I think the error is on this line when the readAll can't be invoked on the reader but it could also be any other UnsupportedOperation on the context here: https://github.com/kamon-io/Kamon/blob/master/core/kamon-core/src/main/scala/kamon/context/BinaryPropagation.scala#L170

void java.lang.Throwable.<init>(String) 142486 100 %
void java.lang.Exception.<init>(String) 142486 100 %
void java.lang.RuntimeException.<init>(String) 142486 100 %
void java.lang.UnsupportedOperationException.<init>(String) 142486 100 %
Try scala.util.Success.failed() 142486 100 %
Context kamon.context.BinaryPropagation$Default.read(BinaryPropagation$ByteStreamReader) 142485 100 %
Context kamon.context.BinaryPropagation$Default.read(Object) 142485 100 %
Context kamon.instrumentation.kafka.client.ContextSerializationHelper$.fromByteArray(byte[]) 142485 100 %
Context kamon.instrumentation.kafka.client.RecordProcessor$.$anonfun$process$2(Header) 142485 100 %
Object kamon.instrumentation.kafka.client.RecordProcessor$$$Lambda$1170.322308893.apply(Object) 142485 100 %
Option scala.Option.map(Function1) 142485 100 %
void kamon.instrumentation.kafka.client.RecordProcessor$.$anonfun$process$1(Instant, ConsumedRecordData$ConsumerInfo, ConsumerRecord) 142485 100 %
Object kamon.instrumentation.kafka.client.RecordProcessor$.$anonfun$process$1$adapted(Instant, ConsumedRecordData$ConsumerInfo, ConsumerRecord) 142485 100 %
Object kamon.instrumentation.kafka.client.RecordProcessor$$$Lambda$1169.1580561024.apply(Object) 142485 100 %

dr3s avatar Sep 09 '22 23:09 dr3s

Hey @dr3s,

I've been trying to reproduce this issue but no luck so far. I tried with corrupted headers, no headers, different settings, different Kafka versions and all of them worked out.

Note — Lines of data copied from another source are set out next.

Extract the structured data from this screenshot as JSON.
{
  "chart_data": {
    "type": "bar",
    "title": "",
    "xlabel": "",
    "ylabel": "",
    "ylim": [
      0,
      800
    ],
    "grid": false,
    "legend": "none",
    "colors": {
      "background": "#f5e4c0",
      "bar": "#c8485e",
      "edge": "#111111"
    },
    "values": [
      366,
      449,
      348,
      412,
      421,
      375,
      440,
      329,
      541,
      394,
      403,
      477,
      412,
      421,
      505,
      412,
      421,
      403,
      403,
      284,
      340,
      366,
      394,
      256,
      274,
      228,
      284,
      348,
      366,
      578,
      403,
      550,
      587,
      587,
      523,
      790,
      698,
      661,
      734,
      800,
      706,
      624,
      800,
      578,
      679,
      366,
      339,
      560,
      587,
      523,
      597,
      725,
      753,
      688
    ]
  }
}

What additional info could you share to reproduce this issue? and, do you have access to the exception logged here from your logs? This that you have above seems like some sort of aggregate that might be missing some important info :thinking:

ivantopo avatar Sep 12 '22 11:09 ivantopo

This trace was from our profiler. For some reason I don't see the exceptions in the logs and we have the level set to INFO. To give you an idea of volume, I recorded about 1M exceptions per minute. I'll try to just debug locally and capture a trace.

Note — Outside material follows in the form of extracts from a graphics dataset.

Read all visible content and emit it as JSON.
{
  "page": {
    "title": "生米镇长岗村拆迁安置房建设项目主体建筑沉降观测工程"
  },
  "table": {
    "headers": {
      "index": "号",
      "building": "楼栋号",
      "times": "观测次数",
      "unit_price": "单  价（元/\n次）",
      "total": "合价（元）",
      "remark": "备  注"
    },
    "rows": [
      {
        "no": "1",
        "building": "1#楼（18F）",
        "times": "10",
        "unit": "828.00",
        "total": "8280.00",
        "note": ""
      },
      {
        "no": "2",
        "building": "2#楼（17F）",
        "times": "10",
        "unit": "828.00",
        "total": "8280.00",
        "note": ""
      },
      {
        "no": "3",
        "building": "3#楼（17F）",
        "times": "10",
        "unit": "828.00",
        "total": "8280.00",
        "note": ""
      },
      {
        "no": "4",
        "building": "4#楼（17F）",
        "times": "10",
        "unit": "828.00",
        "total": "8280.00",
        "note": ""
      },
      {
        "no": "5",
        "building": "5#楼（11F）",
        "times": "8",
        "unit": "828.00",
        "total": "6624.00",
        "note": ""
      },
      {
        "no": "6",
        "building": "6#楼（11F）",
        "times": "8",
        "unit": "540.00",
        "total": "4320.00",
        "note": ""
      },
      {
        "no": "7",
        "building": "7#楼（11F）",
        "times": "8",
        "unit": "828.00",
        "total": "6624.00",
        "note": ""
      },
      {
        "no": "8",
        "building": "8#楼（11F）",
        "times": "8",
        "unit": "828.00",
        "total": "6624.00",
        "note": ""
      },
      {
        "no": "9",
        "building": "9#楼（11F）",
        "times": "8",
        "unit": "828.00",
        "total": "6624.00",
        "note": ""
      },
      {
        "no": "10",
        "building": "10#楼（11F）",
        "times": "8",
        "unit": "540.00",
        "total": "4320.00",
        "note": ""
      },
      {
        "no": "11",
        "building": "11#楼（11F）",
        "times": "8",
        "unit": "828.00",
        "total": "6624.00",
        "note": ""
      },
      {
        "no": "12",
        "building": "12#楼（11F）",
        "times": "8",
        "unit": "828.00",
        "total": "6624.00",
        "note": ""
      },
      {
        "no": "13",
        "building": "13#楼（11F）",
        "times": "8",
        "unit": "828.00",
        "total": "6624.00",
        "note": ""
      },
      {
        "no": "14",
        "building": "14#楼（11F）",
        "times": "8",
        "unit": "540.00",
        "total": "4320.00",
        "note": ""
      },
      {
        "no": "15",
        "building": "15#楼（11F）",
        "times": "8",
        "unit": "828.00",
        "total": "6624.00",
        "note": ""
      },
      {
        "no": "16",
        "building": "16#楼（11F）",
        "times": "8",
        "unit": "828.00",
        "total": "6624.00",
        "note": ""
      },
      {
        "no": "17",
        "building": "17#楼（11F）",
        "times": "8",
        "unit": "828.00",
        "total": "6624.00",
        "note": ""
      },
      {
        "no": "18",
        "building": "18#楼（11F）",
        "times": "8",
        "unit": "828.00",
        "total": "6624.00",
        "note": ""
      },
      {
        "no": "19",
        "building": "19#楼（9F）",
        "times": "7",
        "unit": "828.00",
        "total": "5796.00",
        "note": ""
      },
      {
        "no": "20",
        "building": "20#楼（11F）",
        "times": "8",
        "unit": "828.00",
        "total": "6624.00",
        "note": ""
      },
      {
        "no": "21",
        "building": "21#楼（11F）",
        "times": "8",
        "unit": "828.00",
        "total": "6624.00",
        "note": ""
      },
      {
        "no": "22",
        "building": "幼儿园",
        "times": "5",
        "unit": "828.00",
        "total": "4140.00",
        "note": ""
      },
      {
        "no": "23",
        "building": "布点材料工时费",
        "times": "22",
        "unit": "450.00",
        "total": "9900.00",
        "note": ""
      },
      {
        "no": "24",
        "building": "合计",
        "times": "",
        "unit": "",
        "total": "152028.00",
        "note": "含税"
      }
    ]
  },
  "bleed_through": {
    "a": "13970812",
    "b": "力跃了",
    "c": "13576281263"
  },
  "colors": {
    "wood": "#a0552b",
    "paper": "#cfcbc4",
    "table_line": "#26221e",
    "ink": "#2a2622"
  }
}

In general though, I think it may be problematic in an APM library to use exceptions in this way. It seems the message we are seeing is from Success.failed https://github.com/scala/scala/blob/2.13.x/src/library/scala/util/Try.scala#L277 It would be better to log and return a failure type that doesn't wrap an exception as this code will init Throwable and appears to impact performance.

image

dr3s avatar Sep 12 '22 12:09 dr3s

Oh, I see it now!

The exception you are seeing is created by the Success.failed implementation, but it is never thrown! It means that every time a binary context is deserialized with the binary propagation we are creating an exception (with all the garbage that comes with it) and doing nothing with it :exploding_head:

I'll fix this ASAP.

ivantopo avatar Sep 12 '22 12:09 ivantopo

Thanks for sharing that screenshot @dr3s, everything clicked with it!

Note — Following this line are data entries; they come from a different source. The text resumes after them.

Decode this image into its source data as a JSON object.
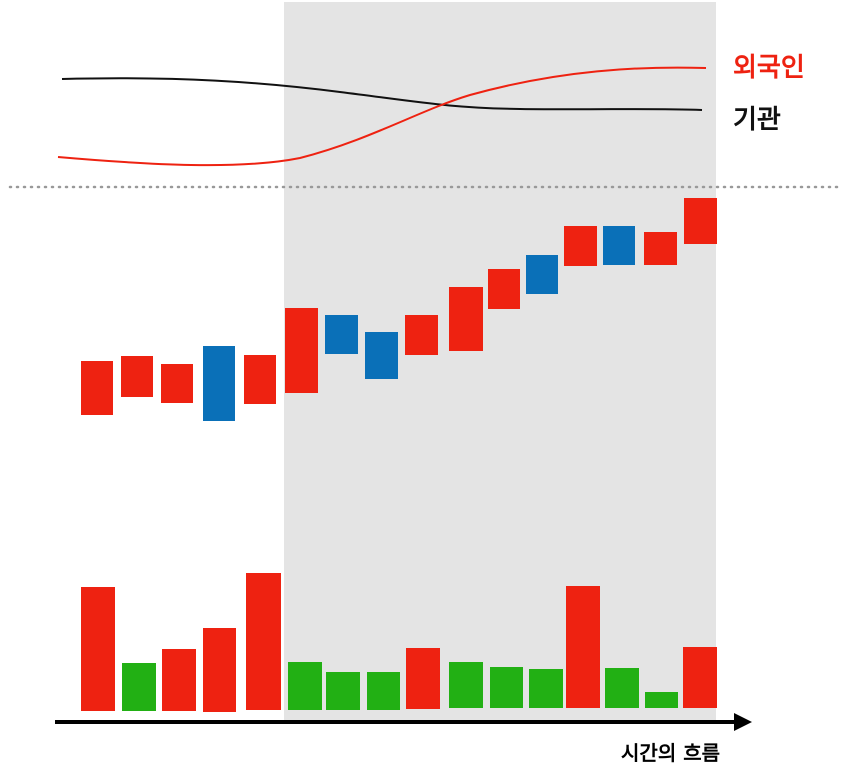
{
  "legend": {
    "foreign": "외국인",
    "institution": "기관"
  },
  "axis": {
    "label": "시간의 흐름"
  }
}
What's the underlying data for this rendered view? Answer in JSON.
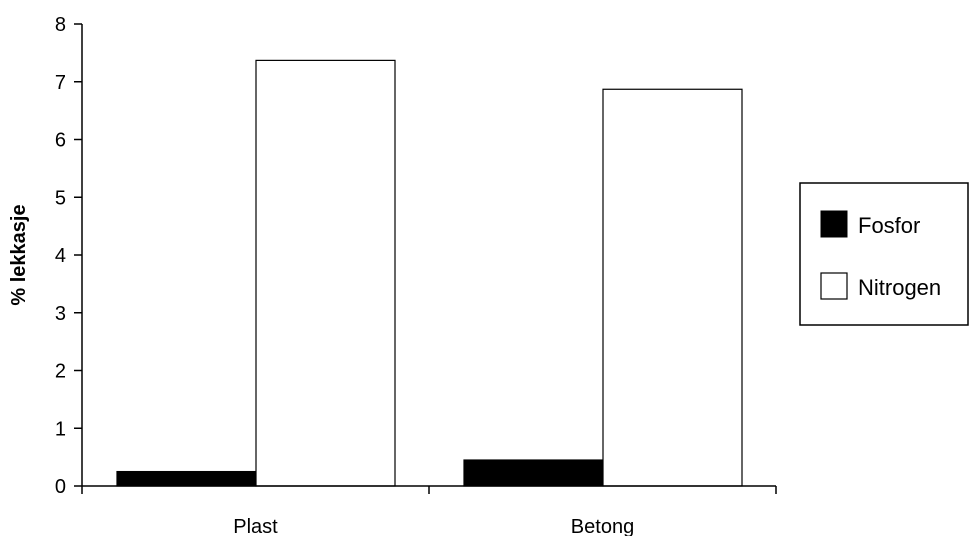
{
  "chart_data": {
    "type": "bar",
    "ylabel": "% lekkasje",
    "xlabel": "",
    "ylim": [
      0,
      8
    ],
    "yticks": [
      0,
      1,
      2,
      3,
      4,
      5,
      6,
      7,
      8
    ],
    "categories": [
      "Plast",
      "Betong"
    ],
    "series": [
      {
        "name": "Fosfor",
        "values": [
          0.25,
          0.45
        ],
        "color": "#000000"
      },
      {
        "name": "Nitrogen",
        "values": [
          7.37,
          6.87
        ],
        "color": "#ffffff"
      }
    ],
    "legend_position": "right",
    "grid": false
  }
}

#1206 fixes this issue and should be out by the end of this week. Stay tuned for the next release!

ivantopo avatar Sep 12 '22 12:09 ivantopo

Right, I actually do this in my own code and it's probably bad practice. I don't know what the overhead is but Success.failed() probably shouldn't be doing it either. I wonder if it has changed in Scala 3.

I still don't know where that function is actually being invoked. Is it just because the Tryobject is being applied that the failed function constructs the exception?

dr3s avatar Sep 12 '22 13:09 dr3s

It gets called inside the binary propagation here: https://github.com/kamon-io/Kamon/blob/master/core/kamon-core/src/main/scala/kamon/context/BinaryPropagation.scala#L174-L176

The Try docs state this: image

So what is happening is that on the call site above we always have a success, which means .failed creates a wrapper with an UnsupportedOperationException that never calls that .foreach because there is no actual error.

ivantopo avatar Sep 12 '22 13:09 ivantopo